静かな怒り。「舐めた口を利く」という表現だけが他の上品さのある台詞と明らかに「色」が違うため、この台詞をうまく切り替えとして利用したいところ。


やめろ!

「やめろ! やめてくれ! 私たち森が何をしたというのだ。ああ……、百年杉が燃えてしまう。火を、火をつけないでくれ! 森を燃やさないでくれ! あの木は動物たちが寝床としていたんだ。この森が焼けてしまったら、私たちはどこで暮らせばいいんだ。許さない。お前達の顔、覚えたからな。私に牙と爪がなかろうと、八つ裂きにして殺してやる」

狙い

この少女が、「今森を燃やされている最中に」この台詞を吐くということは、この少女の安全性だけは担保されており、人間として扱われており「お前は森とは別なんだよ」という認めたくない事実を突きつけられいてる状況にある――というキャラ背景まで読むことが出来るか読解力を問う台本。


ハンティングなう

「はっはー! いいぜ逃げな逃げな。この森は隅から隅まであたしの庭だ。おっといいのかい? そこは足場が悪くなっててね、……崩れやすくなってるんだよ。この森に迷い込んだ時点でアンタに逃げ場なんてないんだ。もう追いかけっこは終わりにするかい? いいねえ。その目。生きるのを諦めた奴を狩っても楽しくないからね。
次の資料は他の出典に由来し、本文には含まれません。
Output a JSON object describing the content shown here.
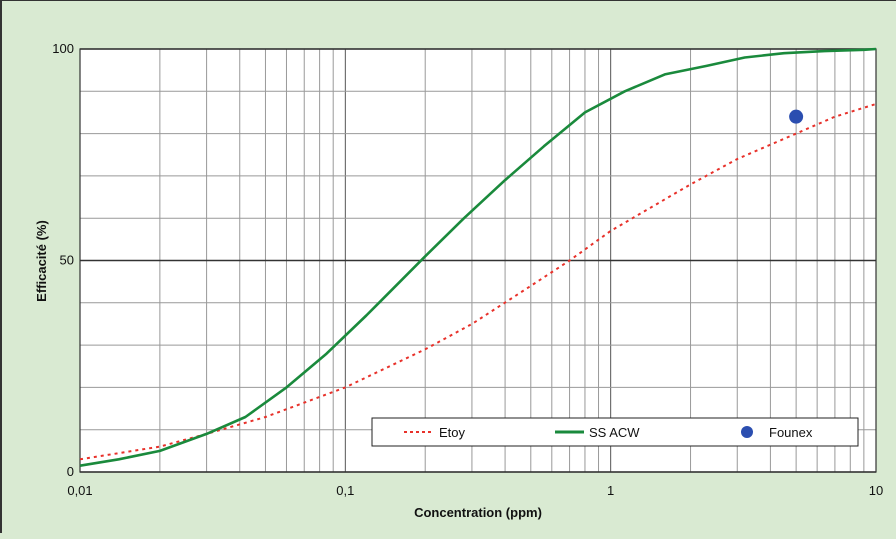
{
  "chart_data": {
    "type": "line",
    "xlabel": "Concentration (ppm)",
    "ylabel": "Efficacité (%)",
    "x_scale": "log",
    "xlim": [
      0.01,
      10
    ],
    "ylim": [
      0,
      100
    ],
    "x_ticks": [
      "0,01",
      "0,1",
      "1",
      "10"
    ],
    "y_ticks": [
      "0",
      "50",
      "100"
    ],
    "grid": true,
    "legend_position": "bottom-right",
    "series": [
      {
        "name": "Etoy",
        "style": "dotted",
        "color": "#e8312a",
        "x": [
          0.01,
          0.02,
          0.03,
          0.05,
          0.1,
          0.2,
          0.3,
          0.5,
          0.7,
          1,
          2,
          3,
          5,
          7,
          10
        ],
        "y": [
          3,
          6,
          9,
          13,
          20,
          29,
          35,
          44,
          50,
          57,
          68,
          74,
          80,
          84,
          87
        ]
      },
      {
        "name": "SS ACW",
        "style": "solid",
        "color": "#1a8a3c",
        "x": [
          0.01,
          0.014,
          0.02,
          0.03,
          0.042,
          0.06,
          0.085,
          0.12,
          0.2,
          0.28,
          0.4,
          0.56,
          0.8,
          1.13,
          1.6,
          2.3,
          3.2,
          4.5,
          6.4,
          9,
          10
        ],
        "y": [
          1.5,
          3,
          5,
          9,
          13,
          20,
          28,
          37,
          51,
          60,
          69,
          77,
          85,
          90,
          94,
          96,
          98,
          99,
          99.5,
          99.8,
          100
        ]
      },
      {
        "name": "Founex",
        "style": "marker",
        "color": "#2b4eb0",
        "x": [
          5
        ],
        "y": [
          84
        ]
      }
    ]
  }
}
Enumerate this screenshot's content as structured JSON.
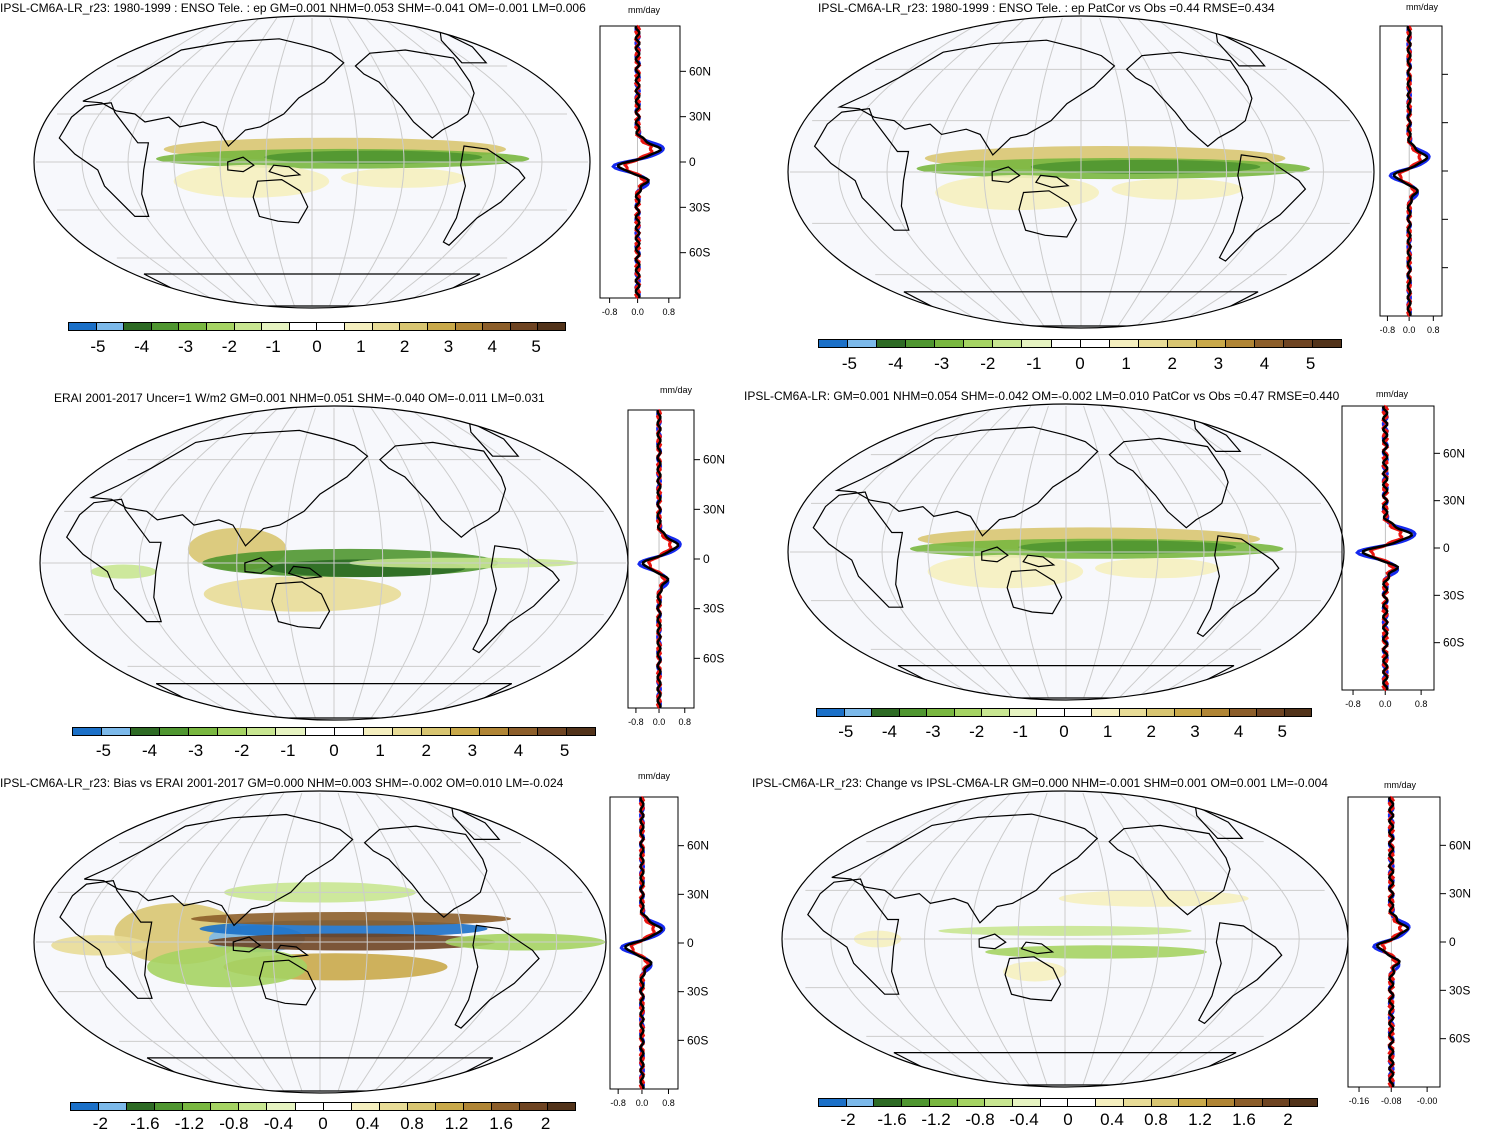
{
  "palette": {
    "ocean": "#f7f8fc",
    "land_outline": "#000000",
    "grid": "#cccccc",
    "model_line": "#e8140f",
    "obs_line": "#1529ee",
    "mean_line": "#000000",
    "colorbar": [
      "#1b70c8",
      "#7cb9ea",
      "#2e6b25",
      "#4f9630",
      "#79b740",
      "#a5d363",
      "#c8e691",
      "#e6f3c1",
      "#ffffff",
      "#ffffff",
      "#f5efbf",
      "#e8dc97",
      "#d8c571",
      "#c9a94a",
      "#b08535",
      "#8c5e2a",
      "#6e4422",
      "#52331a"
    ]
  },
  "panels": [
    {
      "id": "p1",
      "title": "IPSL-CM6A-LR_r23: 1980-1999 : ENSO Tele. : ep GM=0.001 NHM=0.053 SHM=-0.041 OM=-0.001 LM=0.006",
      "unit": "mm/day",
      "lat_ticks": [
        "60N",
        "30N",
        "0",
        "30S",
        "60S"
      ],
      "x_ticks": [
        "-0.8",
        "0.0",
        "0.8"
      ],
      "colorbar_labels": [
        "-5",
        "-4",
        "-3",
        "-2",
        "-1",
        "0",
        "1",
        "2",
        "3",
        "4",
        "5"
      ],
      "pattern": "tele"
    },
    {
      "id": "p2",
      "title": "IPSL-CM6A-LR_r23: 1980-1999 : ENSO Tele. : ep PatCor vs Obs =0.44 RMSE=0.434",
      "unit": "mm/day",
      "lat_ticks": [
        "",
        "",
        "",
        "",
        ""
      ],
      "x_ticks": [
        "-0.8",
        "0.0",
        "0.8"
      ],
      "colorbar_labels": [
        "-5",
        "-4",
        "-3",
        "-2",
        "-1",
        "0",
        "1",
        "2",
        "3",
        "4",
        "5"
      ],
      "pattern": "tele"
    },
    {
      "id": "p3",
      "title": "ERAI 2001-2017 Uncer=1 W/m2 GM=0.001 NHM=0.051 SHM=-0.040 OM=-0.011 LM=0.031",
      "unit": "mm/day",
      "lat_ticks": [
        "60N",
        "30N",
        "0",
        "30S",
        "60S"
      ],
      "x_ticks": [
        "-0.8",
        "0.0",
        "0.8"
      ],
      "colorbar_labels": [
        "-5",
        "-4",
        "-3",
        "-2",
        "-1",
        "0",
        "1",
        "2",
        "3",
        "4",
        "5"
      ],
      "pattern": "obs"
    },
    {
      "id": "p4",
      "title": "IPSL-CM6A-LR: GM=0.001 NHM=0.054 SHM=-0.042 OM=-0.002 LM=0.010 PatCor vs Obs =0.47 RMSE=0.440",
      "unit": "mm/day",
      "lat_ticks": [
        "60N",
        "30N",
        "0",
        "30S",
        "60S"
      ],
      "x_ticks": [
        "-0.8",
        "0.0",
        "0.8"
      ],
      "colorbar_labels": [
        "-5",
        "-4",
        "-3",
        "-2",
        "-1",
        "0",
        "1",
        "2",
        "3",
        "4",
        "5"
      ],
      "pattern": "tele"
    },
    {
      "id": "p5",
      "title": "IPSL-CM6A-LR_r23: Bias vs ERAI 2001-2017 GM=0.000 NHM=0.003 SHM=-0.002 OM=0.010 LM=-0.024",
      "unit": "mm/day",
      "lat_ticks": [
        "60N",
        "30N",
        "0",
        "30S",
        "60S"
      ],
      "x_ticks": [
        "-0.8",
        "0.0",
        "0.8"
      ],
      "colorbar_labels": [
        "-2",
        "-1.6",
        "-1.2",
        "-0.8",
        "-0.4",
        "0",
        "0.4",
        "0.8",
        "1.2",
        "1.6",
        "2"
      ],
      "pattern": "bias"
    },
    {
      "id": "p6",
      "title": "IPSL-CM6A-LR_r23: Change vs IPSL-CM6A-LR GM=0.000 NHM=-0.001 SHM=0.001 OM=0.001 LM=-0.004",
      "unit": "mm/day",
      "lat_ticks": [
        "60N",
        "30N",
        "0",
        "30S",
        "60S"
      ],
      "x_ticks": [
        "-0.16",
        "-0.08",
        "-0.00"
      ],
      "colorbar_labels": [
        "-2",
        "-1.6",
        "-1.2",
        "-0.8",
        "-0.4",
        "0",
        "0.4",
        "0.8",
        "1.2",
        "1.6",
        "2"
      ],
      "pattern": "change"
    }
  ]
}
あたしも久々に楽しめそうだ」

狙い

愉快な感情を出しつつも、まだ本気ではないキャラが、最後の台詞でさらに本気度を上げる台本。もともと高い水準にあるテンションをさらに高くするという点が課題。それはそれとて、距離感や土砂の崩壊、相手が睨んで立ち上がる等、自キャラ以外の動きも加味するという基本的な部分は疎かには出来ない。